Good point, AC. I also thought about this. I don’t think Jill Bolte Taylor is alone here.
I’m now reading Iain McGilchrist’s “The Master and His Emissary,” and I’ve been getting a slight sense that Iain is rather biased against the left hemisphere. I’ve felt this in his videos/podcasts as well as the book so far. He reiterates often that he isn’t and recognizes the importance of both hemispheres (he’s fully aware that no one would want to live without their left hemisphere), but he seems very driven to paint a specific picture of the world showcasing the right hemisphere. I’ve also noticed he seems to have a strong personal love of poetry and music (right hemisphere driven). I can’t help but wonder how much his personal bias of wanting to make the world more like the things he likes may influence his research and writing. Anyway, this may be totally off-base as I read more of the book, but this has been my initial gut reaction.

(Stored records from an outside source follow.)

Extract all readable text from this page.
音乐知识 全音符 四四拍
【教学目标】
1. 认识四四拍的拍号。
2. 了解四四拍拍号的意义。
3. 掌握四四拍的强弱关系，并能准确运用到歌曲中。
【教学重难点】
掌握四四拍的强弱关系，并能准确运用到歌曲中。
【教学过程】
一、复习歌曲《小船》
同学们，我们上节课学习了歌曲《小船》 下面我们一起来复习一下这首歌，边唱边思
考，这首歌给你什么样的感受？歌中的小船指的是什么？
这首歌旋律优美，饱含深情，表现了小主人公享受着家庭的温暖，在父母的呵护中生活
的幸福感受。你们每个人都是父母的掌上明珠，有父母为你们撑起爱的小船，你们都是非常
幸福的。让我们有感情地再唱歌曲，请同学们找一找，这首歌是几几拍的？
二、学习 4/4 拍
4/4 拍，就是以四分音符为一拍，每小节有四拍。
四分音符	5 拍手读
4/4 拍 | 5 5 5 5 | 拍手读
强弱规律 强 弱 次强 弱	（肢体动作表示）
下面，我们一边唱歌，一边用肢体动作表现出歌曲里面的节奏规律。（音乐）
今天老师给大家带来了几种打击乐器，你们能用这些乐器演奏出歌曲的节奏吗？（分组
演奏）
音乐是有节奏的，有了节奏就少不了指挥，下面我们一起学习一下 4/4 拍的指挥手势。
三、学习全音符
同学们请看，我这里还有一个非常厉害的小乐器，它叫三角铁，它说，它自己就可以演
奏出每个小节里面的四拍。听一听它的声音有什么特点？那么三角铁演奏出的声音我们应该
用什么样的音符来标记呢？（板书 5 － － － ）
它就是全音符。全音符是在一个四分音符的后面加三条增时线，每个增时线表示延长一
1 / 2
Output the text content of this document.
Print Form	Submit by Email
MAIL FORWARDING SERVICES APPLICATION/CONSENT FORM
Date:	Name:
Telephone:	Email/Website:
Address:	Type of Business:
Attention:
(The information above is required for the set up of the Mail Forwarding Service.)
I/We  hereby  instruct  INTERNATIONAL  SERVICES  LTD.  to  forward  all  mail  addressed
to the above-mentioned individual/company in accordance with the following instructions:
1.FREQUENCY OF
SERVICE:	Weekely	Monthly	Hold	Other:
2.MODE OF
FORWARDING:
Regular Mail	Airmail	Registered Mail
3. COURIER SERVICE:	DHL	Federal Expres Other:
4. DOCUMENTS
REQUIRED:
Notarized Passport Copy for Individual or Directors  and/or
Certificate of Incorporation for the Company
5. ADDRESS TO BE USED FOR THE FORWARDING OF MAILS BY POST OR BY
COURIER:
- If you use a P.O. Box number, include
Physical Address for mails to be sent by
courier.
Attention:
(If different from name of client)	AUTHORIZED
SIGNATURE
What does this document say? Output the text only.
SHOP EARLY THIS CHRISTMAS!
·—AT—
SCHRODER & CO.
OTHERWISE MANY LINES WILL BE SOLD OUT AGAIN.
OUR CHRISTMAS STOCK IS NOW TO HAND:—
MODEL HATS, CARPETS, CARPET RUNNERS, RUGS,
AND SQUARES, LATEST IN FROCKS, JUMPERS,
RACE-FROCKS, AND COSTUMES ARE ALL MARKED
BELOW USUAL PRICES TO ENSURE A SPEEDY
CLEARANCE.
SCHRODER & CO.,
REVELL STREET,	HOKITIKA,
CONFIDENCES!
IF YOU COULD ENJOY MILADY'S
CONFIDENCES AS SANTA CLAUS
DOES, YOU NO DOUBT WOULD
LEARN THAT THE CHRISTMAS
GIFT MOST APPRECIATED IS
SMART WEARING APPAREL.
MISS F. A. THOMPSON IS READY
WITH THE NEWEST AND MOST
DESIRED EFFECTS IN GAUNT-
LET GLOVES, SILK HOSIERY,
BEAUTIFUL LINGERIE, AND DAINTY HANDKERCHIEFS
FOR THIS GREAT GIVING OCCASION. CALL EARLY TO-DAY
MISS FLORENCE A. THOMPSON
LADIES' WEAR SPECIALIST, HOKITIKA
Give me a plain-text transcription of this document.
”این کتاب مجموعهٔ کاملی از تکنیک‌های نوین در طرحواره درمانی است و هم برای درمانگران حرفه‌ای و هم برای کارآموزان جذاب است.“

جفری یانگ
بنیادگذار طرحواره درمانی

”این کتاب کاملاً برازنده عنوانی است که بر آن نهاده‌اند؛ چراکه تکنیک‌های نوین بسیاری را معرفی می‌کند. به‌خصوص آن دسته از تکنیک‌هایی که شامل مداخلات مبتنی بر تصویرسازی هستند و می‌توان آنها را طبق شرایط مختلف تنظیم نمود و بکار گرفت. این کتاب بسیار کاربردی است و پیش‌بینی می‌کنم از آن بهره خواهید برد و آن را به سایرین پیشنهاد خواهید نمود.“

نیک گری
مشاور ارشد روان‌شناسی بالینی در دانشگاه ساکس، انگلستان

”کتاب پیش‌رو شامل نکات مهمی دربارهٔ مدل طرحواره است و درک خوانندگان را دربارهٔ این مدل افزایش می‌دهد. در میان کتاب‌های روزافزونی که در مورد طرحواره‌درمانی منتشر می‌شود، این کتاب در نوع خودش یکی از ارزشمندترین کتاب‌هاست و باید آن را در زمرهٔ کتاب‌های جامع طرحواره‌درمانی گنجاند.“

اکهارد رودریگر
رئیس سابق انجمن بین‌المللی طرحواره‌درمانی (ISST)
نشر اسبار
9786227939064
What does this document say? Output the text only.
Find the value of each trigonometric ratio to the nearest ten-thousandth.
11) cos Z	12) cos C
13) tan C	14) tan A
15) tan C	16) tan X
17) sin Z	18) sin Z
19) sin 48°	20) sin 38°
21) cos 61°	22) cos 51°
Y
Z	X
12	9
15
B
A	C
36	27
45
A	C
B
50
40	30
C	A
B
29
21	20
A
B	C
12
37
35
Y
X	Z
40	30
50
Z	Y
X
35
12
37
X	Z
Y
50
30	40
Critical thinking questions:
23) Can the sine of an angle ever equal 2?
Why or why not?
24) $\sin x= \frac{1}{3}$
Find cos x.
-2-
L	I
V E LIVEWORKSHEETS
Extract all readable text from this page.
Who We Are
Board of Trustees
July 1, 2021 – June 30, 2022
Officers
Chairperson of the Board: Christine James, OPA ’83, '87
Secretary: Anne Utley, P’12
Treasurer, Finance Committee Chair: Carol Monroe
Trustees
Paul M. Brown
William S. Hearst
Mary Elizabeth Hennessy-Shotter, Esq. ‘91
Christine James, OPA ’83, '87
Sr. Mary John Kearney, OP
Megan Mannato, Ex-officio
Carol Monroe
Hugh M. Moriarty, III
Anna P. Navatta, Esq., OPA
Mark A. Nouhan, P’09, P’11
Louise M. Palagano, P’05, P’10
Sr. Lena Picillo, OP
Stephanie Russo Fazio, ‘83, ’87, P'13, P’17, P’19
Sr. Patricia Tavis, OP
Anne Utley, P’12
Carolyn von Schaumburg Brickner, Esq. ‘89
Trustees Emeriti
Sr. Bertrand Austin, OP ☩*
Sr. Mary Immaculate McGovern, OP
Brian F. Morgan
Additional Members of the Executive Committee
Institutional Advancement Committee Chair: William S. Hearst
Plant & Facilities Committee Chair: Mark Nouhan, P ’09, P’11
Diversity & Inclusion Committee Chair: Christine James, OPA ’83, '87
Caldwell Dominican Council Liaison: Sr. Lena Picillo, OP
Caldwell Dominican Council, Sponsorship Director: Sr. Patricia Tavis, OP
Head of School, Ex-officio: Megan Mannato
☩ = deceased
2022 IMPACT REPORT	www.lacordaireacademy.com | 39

McGilchrist obviously has a critical point he’s trying to make in his book. Maybe my feeling comes from what seems like a “blurring of the lines” between 1. objective sharing of research and 2. subjective sharing of his argument. I feel like he’s blurring 1 & 2 a bit instead of sharing 1 objectively and then moving onto 2. For instance, in “How to Read a Book,” Mortimer Adler says the highest level of reading is “syntopical reading” where the reader should maintain “dialectical objectivity.” The syntopical reader “tries to look at all sides and to take no sides.” It seems even scientists may struggle to separate the objective and subjective.
I really appreciate the comprehensive nature of this summary. There are people who aren’t likely to ever pick up the book who I will share this summary with.
That’s great, Jim! Thanks for sharing. All my book summaries are some of the most comprehensive you’ll find online.